Scaling the Docker container using Kubernetes: AI End-to-End Series (Part — 7)
Now it is time to prepare the containerized app for scaling. And how will we achieve that? Using K8s!
Kubernetes, also known as K8s, is an open-source system for automating deployment, scaling, and management of containerized applications.
Features of Kubernetes
Automated rollouts and rollbacks
- Kubernetes progressively rolls out changes to your application or its configuration, while monitoring application health to ensure it doesn’t kill all your instances at the same time.
- If something goes wrong, Kubernetes will roll back the change for you.
- Take advantage of a growing ecosystem of deployment solutions.
Service discovery and load balancing
- No need to modify your application to use an unfamiliar service discovery mechanism.
- Kubernetes gives Pods their own IP addresses and a single DNS name for a set of Pods and can load-balance across them.
- Automatically mount the storage system of your choice, whether from local storage, a public cloud provider such as GCP or AWS.
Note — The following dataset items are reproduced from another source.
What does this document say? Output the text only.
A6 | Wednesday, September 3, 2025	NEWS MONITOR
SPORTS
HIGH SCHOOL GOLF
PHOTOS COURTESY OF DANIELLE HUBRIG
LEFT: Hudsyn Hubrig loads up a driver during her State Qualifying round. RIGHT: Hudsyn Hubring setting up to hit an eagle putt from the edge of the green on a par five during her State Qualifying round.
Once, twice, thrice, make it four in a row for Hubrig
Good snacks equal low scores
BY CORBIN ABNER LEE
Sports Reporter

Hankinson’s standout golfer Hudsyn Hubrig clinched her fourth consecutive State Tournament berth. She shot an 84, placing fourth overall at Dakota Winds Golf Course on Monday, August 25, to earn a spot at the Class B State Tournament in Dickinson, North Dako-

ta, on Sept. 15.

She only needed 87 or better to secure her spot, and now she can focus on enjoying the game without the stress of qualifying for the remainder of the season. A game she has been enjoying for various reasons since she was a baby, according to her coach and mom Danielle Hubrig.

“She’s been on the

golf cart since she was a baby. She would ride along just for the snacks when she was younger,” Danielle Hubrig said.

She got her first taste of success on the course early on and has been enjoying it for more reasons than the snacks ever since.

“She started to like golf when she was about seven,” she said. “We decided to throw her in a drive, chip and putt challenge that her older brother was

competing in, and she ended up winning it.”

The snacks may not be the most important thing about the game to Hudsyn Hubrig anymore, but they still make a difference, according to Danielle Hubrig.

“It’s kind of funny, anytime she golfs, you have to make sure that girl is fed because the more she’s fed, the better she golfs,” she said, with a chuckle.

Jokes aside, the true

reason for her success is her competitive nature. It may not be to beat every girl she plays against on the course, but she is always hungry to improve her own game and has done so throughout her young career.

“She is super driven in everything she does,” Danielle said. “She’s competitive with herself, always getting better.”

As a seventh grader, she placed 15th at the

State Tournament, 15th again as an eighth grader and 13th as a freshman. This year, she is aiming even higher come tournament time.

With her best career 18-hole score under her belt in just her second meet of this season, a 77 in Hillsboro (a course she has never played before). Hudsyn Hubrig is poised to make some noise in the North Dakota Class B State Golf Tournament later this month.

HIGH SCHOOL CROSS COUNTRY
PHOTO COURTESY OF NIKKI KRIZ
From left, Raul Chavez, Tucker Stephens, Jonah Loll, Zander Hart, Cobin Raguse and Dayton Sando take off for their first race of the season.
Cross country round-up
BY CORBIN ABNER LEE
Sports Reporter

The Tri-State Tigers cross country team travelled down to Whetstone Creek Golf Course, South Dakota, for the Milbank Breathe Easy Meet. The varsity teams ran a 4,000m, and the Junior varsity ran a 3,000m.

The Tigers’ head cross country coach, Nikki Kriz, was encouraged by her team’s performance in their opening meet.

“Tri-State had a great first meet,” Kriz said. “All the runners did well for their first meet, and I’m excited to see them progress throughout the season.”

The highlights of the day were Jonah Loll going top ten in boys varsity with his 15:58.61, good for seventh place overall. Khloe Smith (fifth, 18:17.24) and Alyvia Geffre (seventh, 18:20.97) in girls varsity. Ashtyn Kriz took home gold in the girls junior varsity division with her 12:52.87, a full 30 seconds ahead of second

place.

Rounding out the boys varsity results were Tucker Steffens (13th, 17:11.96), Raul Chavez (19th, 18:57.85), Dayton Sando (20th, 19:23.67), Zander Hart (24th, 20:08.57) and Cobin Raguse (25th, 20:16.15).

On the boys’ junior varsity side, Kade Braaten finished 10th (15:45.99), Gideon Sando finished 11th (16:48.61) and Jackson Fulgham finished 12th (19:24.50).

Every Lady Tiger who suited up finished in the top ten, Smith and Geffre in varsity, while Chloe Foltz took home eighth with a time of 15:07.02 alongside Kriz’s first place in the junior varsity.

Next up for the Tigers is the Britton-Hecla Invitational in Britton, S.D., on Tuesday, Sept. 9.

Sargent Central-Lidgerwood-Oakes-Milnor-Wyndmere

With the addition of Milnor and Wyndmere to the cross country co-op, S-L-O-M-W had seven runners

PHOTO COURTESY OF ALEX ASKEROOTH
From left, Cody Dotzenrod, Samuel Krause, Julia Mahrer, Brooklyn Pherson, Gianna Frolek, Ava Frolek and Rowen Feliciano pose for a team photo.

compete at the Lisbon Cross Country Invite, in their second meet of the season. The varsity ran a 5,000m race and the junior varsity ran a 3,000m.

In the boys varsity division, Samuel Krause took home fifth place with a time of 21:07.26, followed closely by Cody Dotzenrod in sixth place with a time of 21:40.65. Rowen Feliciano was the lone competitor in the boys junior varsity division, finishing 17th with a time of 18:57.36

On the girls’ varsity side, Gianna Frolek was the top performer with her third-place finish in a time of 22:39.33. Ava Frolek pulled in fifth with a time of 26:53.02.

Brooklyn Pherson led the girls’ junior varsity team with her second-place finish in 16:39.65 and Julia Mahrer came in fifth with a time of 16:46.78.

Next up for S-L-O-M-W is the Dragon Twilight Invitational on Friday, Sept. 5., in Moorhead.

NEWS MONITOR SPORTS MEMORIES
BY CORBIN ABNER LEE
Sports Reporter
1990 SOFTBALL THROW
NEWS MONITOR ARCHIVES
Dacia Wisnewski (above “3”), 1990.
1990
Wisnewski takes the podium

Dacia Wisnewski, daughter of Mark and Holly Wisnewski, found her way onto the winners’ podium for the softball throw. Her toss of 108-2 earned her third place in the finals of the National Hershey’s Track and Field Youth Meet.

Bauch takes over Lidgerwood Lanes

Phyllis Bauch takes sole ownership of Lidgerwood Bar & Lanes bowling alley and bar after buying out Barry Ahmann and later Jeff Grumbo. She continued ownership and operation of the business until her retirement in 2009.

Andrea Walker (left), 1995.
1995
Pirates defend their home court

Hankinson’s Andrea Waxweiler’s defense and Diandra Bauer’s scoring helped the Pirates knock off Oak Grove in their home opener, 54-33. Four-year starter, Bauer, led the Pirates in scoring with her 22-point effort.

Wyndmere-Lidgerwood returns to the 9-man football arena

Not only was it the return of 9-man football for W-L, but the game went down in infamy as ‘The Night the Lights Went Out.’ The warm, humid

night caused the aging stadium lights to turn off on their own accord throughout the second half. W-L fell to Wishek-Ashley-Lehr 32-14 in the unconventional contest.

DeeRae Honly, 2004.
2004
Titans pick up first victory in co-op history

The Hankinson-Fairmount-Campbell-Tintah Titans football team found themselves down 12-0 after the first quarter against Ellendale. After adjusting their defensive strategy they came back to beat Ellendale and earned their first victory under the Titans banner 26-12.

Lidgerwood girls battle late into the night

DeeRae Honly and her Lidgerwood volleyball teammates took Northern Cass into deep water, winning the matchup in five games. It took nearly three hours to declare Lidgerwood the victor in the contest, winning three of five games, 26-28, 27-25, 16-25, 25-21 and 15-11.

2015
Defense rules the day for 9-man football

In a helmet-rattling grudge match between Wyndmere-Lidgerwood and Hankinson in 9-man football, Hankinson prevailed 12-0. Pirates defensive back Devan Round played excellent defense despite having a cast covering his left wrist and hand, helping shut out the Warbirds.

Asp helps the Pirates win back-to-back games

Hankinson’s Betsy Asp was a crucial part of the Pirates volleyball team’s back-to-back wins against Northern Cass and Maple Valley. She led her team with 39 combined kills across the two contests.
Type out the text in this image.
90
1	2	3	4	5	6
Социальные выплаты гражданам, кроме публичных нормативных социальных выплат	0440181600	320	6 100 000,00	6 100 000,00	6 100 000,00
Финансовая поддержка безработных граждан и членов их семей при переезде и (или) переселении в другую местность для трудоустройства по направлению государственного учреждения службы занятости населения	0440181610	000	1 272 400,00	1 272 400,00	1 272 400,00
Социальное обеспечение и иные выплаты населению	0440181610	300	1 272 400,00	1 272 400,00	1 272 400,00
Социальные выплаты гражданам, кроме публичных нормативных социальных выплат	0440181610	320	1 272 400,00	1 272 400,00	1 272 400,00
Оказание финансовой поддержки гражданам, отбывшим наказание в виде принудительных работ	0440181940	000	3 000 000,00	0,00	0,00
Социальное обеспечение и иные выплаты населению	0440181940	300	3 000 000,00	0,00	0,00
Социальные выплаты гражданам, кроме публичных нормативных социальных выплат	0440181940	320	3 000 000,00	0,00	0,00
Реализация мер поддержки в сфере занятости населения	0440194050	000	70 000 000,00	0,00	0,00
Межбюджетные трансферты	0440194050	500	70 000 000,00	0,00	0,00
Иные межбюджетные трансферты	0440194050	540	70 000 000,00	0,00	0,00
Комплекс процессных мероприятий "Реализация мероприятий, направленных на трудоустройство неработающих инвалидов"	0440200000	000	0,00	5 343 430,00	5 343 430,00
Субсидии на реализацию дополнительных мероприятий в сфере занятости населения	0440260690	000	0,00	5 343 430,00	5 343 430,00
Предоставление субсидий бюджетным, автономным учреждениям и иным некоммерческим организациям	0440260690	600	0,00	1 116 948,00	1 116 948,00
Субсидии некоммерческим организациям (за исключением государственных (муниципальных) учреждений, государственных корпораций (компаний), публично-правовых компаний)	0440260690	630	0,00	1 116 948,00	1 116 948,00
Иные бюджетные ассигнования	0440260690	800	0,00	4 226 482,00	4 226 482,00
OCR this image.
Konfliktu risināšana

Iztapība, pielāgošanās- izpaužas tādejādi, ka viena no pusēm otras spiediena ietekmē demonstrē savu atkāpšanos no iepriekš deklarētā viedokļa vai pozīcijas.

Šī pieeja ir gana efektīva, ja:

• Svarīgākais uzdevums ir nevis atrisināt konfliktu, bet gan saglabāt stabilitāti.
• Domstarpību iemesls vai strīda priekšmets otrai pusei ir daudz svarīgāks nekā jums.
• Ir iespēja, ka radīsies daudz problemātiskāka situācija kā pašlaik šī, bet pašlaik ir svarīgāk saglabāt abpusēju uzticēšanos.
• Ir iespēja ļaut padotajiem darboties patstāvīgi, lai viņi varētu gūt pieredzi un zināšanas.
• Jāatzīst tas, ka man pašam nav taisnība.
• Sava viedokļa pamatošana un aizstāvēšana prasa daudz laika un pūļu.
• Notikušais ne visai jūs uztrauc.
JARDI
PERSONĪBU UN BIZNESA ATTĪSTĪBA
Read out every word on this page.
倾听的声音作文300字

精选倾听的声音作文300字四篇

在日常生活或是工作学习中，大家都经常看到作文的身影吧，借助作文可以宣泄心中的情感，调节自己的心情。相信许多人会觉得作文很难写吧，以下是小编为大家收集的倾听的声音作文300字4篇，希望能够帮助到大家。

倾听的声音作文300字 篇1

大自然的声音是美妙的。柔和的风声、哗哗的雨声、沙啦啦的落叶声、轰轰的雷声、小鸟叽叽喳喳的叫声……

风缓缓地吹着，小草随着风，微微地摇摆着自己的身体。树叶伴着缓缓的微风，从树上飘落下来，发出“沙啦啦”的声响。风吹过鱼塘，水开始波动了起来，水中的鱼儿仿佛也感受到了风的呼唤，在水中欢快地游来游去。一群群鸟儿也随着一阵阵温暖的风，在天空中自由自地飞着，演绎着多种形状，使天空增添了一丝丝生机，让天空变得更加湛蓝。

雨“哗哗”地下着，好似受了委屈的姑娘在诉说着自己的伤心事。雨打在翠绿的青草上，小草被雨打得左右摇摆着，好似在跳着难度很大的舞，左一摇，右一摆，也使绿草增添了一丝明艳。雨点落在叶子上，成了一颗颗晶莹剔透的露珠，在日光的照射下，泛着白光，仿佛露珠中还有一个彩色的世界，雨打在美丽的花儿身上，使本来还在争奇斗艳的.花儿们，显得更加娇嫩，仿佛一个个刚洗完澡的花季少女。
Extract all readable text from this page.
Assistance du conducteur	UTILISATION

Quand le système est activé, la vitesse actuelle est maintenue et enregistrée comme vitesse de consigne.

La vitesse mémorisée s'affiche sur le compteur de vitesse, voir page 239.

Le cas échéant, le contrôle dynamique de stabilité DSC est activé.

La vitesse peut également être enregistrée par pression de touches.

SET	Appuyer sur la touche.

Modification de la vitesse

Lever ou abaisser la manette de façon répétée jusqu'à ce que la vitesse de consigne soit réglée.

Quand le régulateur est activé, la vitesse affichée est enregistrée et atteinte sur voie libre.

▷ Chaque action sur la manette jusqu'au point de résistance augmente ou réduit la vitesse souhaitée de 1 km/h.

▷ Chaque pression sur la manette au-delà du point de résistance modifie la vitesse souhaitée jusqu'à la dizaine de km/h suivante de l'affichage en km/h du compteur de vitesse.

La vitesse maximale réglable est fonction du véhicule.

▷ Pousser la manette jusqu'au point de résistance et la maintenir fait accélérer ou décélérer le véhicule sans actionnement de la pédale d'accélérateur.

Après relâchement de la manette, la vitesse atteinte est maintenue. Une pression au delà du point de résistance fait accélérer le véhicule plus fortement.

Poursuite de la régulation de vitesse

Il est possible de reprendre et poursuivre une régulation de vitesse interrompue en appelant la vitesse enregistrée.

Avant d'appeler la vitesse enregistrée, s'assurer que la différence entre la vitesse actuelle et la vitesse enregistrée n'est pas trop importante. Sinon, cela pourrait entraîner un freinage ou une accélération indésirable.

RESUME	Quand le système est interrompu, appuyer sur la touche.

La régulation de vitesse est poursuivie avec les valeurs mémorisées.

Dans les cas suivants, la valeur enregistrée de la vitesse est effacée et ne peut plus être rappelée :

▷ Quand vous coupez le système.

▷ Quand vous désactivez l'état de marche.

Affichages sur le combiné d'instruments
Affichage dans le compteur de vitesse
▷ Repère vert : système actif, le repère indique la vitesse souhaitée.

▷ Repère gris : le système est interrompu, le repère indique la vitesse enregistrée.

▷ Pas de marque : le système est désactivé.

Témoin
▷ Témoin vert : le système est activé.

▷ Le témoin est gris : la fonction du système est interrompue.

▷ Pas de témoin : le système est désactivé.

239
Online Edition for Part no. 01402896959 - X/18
Secret and configuration management
- Deploy and update secrets and application configuration without rebuilding your image and without exposing secrets in your stack configuration.
Automatic bin packing
- Automatically places containers based on their resource requirements and other constraints, while not sacrificing availability.
- Mix critical and best-effort workloads in order to drive up utilization and save even more resources.
- In addition to services, Kubernetes can manage your batch and CI workloads, replacing containers that fail, if desired.
- Scale your application up and down with a simple command, with a UI, or automatically based on CPU usage.
- Restarts containers that fail, replaces and reschedules containers when nodes die, kills containers that don’t respond to your user-defined health check, and doesn’t advertise them to clients until they are ready to serve.
Designed for extensibility
- Add features to your Kubernetes cluster without changing upstream source code.
Working of Kubernetes
- In order to validate that our containerized application works well on Kubernetes, we’ll use Docker Desktop’s built-in Kubernetes environment right on our development machine to deploy our application.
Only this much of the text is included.